Sebelum itu, Abu Bakar memang telah menyiapkan dua ekor untanya yang diserahkan pemeliharaannya kepada Abdullah bin Uraiqiz sampai nanti tiba waktunya diperlukan. Ketika meninggalkan Makkah, Rasulullah memutuskan menempuh jalan lain dari yang biasanya.

Sementara itu, pemuda-pemuda Quraisy yang akan membunuh beliau, malam itu sudah mengepung rumah Rasulullah. Pada malam akan hijrah itu pula Rasulullah membisikkan kepada Ali bin Abi Thalib agar memakai mantelnya dan berbaring di tempat tidurnya.

Menjelang larut malam, tanpa sepengetahuan mereka, Rasulullah keluar menuju rumah Abu Bakar. Kedua orang itu kemudian keluar dan terus bertolak ke arah selatan menuju gua Tsur.

Tiada seorang yang mengetahui tempat persembunyian mereka dalam gua itu selain Abdullah bin Abu Bakar, Aisyah dan Asma binti Abu Bakar, serta pembantu mereka Amir bin Fuhairah.

Kedua orang itu tinggal dalam gua selama tiga hari. Sementara itu, pihak Quraisy berusaha sungguh-sungguh mencari mereka tanpa kenal lelah. Pemuda-pemuda Quraisy—yang mewakili setiap kelompok itu—datang. Mereka membawa pedang dan senjata sambil mondar-mandir mencari ke segenap penjuru.

Tidak jauh dari gua Tsur itu mereka bertemu dengan seorang gembala dan menanyakannya.

"Mungkin saja mereka dalam gua itu, tapi saya tidak melihat ada orang yang menuju ke sana," jawab si gembala.

Seseorang lalu mendekati mulut gua, namun kemudian turun lagi.

"Kenapa kau tidak menjenguk ke dalam gua?" tanya kawan-kawannya.

"Ada sarang laba-laba di tempat itu, yang memang sudah ada sejak sebelum Muhammad lahir," jawabnya. "Aku juga melihat ada dua ekor burung di lubang gua. Jadi aku tahu tak ada orang di sana."

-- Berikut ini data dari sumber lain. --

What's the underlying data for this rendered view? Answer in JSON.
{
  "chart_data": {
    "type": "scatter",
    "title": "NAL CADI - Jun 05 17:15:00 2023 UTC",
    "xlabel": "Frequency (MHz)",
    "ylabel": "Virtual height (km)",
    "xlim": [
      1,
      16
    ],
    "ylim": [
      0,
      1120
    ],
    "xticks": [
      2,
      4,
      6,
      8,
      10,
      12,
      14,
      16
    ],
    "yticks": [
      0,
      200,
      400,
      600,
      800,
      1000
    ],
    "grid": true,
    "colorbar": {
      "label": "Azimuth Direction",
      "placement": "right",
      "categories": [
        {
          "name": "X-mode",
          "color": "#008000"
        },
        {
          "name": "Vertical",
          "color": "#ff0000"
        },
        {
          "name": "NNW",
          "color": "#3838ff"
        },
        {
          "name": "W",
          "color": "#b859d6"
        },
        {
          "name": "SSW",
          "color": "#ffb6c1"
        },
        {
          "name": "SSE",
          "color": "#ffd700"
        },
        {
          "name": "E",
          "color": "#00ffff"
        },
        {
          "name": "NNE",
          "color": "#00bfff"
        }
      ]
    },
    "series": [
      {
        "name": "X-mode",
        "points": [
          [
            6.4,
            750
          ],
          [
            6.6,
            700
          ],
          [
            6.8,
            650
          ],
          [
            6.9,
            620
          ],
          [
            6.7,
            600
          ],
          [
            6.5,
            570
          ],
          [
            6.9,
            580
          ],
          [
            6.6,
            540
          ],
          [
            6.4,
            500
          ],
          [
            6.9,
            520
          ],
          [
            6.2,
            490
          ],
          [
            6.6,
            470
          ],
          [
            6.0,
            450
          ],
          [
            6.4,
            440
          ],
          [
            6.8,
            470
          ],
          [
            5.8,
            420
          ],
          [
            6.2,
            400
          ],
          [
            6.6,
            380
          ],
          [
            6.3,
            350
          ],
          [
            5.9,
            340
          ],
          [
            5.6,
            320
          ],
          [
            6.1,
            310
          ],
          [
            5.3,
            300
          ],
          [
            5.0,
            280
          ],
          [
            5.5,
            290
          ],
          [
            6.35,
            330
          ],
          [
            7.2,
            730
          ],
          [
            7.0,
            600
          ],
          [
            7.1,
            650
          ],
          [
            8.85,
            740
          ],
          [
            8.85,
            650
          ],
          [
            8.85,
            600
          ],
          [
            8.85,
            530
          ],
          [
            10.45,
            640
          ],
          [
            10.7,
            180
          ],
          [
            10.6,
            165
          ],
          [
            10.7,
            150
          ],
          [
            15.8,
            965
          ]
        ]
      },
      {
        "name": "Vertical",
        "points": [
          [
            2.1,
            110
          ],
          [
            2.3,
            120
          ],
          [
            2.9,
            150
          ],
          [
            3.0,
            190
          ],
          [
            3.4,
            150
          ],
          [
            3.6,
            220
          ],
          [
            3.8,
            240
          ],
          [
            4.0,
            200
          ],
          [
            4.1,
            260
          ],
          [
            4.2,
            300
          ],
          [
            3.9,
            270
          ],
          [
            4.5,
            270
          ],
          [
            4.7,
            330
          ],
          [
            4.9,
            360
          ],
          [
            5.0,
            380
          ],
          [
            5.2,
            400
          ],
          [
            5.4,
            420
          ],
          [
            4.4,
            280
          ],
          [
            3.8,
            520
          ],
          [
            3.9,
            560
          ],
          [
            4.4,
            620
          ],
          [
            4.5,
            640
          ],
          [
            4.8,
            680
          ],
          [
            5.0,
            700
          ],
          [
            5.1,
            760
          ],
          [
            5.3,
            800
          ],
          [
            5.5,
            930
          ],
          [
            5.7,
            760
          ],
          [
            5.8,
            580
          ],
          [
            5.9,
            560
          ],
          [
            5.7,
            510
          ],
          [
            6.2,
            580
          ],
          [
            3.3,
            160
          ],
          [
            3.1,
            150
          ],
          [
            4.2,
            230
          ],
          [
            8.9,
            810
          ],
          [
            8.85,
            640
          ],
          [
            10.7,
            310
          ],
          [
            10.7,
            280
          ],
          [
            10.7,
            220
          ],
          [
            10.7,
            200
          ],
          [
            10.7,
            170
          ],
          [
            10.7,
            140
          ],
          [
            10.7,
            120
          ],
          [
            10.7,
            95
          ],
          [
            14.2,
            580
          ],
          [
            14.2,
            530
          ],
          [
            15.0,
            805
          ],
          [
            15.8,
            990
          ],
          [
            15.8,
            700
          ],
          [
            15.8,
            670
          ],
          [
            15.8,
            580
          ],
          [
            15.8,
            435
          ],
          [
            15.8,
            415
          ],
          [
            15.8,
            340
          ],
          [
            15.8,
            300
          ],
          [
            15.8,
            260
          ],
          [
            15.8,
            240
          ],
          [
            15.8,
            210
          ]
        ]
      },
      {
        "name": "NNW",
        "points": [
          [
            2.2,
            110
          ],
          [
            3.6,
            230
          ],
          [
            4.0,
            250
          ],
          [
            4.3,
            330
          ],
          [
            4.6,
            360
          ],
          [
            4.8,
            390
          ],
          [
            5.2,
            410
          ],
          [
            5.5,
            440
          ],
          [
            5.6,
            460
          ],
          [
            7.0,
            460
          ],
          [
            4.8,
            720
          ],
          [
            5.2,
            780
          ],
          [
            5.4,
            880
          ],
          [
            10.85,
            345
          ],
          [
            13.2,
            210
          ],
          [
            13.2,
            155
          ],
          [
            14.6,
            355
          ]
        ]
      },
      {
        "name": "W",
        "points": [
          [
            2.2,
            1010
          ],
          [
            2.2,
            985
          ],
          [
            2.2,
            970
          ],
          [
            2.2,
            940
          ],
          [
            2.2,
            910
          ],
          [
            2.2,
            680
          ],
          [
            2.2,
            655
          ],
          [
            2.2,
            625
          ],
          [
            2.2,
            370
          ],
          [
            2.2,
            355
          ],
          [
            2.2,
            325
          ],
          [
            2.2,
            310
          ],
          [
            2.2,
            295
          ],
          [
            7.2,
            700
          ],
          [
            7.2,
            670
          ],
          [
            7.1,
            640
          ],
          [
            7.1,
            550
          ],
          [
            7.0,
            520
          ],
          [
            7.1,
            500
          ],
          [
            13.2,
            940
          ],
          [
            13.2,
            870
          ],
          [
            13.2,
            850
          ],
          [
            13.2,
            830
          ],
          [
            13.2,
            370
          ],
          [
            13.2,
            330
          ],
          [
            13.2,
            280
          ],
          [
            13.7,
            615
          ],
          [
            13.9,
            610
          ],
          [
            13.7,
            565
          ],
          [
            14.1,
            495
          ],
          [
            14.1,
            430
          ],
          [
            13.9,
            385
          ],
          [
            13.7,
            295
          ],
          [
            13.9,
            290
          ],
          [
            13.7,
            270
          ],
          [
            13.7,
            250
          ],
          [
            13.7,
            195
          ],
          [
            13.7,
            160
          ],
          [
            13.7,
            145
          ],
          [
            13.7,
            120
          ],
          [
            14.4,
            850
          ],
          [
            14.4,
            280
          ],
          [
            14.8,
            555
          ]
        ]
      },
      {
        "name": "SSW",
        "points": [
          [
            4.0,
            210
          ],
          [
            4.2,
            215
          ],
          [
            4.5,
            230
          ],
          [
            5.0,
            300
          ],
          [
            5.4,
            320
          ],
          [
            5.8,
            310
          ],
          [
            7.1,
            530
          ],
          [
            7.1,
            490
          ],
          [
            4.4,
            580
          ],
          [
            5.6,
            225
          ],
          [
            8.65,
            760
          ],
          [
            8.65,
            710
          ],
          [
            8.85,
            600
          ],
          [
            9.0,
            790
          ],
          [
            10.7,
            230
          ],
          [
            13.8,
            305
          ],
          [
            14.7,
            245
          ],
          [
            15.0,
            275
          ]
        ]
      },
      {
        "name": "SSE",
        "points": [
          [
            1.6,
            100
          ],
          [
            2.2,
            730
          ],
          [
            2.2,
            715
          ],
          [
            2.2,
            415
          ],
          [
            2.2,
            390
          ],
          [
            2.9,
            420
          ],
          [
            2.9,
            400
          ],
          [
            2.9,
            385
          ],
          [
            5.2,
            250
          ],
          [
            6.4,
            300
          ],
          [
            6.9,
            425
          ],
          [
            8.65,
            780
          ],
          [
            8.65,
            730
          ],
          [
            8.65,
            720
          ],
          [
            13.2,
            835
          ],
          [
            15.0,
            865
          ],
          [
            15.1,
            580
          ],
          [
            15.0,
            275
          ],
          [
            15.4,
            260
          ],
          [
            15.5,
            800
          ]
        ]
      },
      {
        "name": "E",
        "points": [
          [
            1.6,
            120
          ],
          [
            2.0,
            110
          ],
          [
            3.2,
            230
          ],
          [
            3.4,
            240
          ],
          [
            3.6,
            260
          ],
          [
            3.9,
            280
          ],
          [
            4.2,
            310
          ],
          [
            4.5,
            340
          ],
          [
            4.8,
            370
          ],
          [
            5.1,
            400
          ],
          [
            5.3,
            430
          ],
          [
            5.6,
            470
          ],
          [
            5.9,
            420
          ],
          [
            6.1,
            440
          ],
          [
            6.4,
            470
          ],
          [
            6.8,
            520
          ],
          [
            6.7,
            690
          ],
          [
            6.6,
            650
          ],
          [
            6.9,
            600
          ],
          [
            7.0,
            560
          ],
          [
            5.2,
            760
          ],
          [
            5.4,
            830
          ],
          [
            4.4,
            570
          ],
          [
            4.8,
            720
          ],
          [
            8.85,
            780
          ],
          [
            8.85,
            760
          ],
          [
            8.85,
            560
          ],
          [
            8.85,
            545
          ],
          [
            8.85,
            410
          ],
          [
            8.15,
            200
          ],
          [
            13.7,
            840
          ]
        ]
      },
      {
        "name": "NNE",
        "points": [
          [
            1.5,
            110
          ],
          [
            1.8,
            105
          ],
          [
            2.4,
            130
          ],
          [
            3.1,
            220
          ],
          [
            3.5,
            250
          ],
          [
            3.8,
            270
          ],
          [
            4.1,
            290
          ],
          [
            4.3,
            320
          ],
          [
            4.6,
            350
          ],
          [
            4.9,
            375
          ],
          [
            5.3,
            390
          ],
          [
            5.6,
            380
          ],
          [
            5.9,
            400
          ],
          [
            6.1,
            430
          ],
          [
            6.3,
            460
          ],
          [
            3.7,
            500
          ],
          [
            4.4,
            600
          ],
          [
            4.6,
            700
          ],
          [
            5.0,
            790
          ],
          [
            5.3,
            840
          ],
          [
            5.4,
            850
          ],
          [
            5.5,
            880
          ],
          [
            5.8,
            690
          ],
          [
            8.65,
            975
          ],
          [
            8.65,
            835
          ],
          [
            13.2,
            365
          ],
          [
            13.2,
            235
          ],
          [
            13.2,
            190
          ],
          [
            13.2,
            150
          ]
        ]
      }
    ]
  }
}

Di dalam gua, Rasulullah khusyuk berdoa, sementara Abu Bakar ketakutan. Ia merapatkan diri kepada kawannya itu.

Rasulullah berbisik di telinganya, "Jangan sedih, Allah bersama kita!"

Tentang pengejaran Quraisy terhadap Rasulullah untuk dibunuh, dan cerita tentang gua ini turunlah firman Allah: "Dan (ingatlah), ketika orang-orang kafir (Quraisy) memikirkan daya upaya terhadapmu untuk menangkap dan memenjarakanmu atau membunuhmu, atau mengusirmu. Mereka memikirkan tipu daya dan Allah menggagalkan tipu daya itu. Dan Allah sebaik-baik Pembalas tipu daya." (QS Al-Anfaal: 30).

"Jikalau kamu tidak menolongnya (Muhammad) maka sesungguhnya Allah telah menolongnya (yaitu) ketika orang-orang kafir (musyrikin Makkah) mengeluarkannya (dari Makkah) sedang dia salah seorang dari dua orang ketika keduanya berada dalam gua, di waktu dia berkata kepada temannya: "Janganlah kamu berduka cita, sesungguhnya Allah beserta kita." Maka Allah menurunkan keterangan-Nya kepada (Muhammad) dan membantunya dengan tentara yang kamu tidak melihatnya, dan Al-Qur'an menjadikan orang-orang kafir itulah yang rendah. Dan kalimat Allah itulah yang tinggi. Allah Maha Perkasa lagi Maha Bijaksana." (QS At-Taubah: 40).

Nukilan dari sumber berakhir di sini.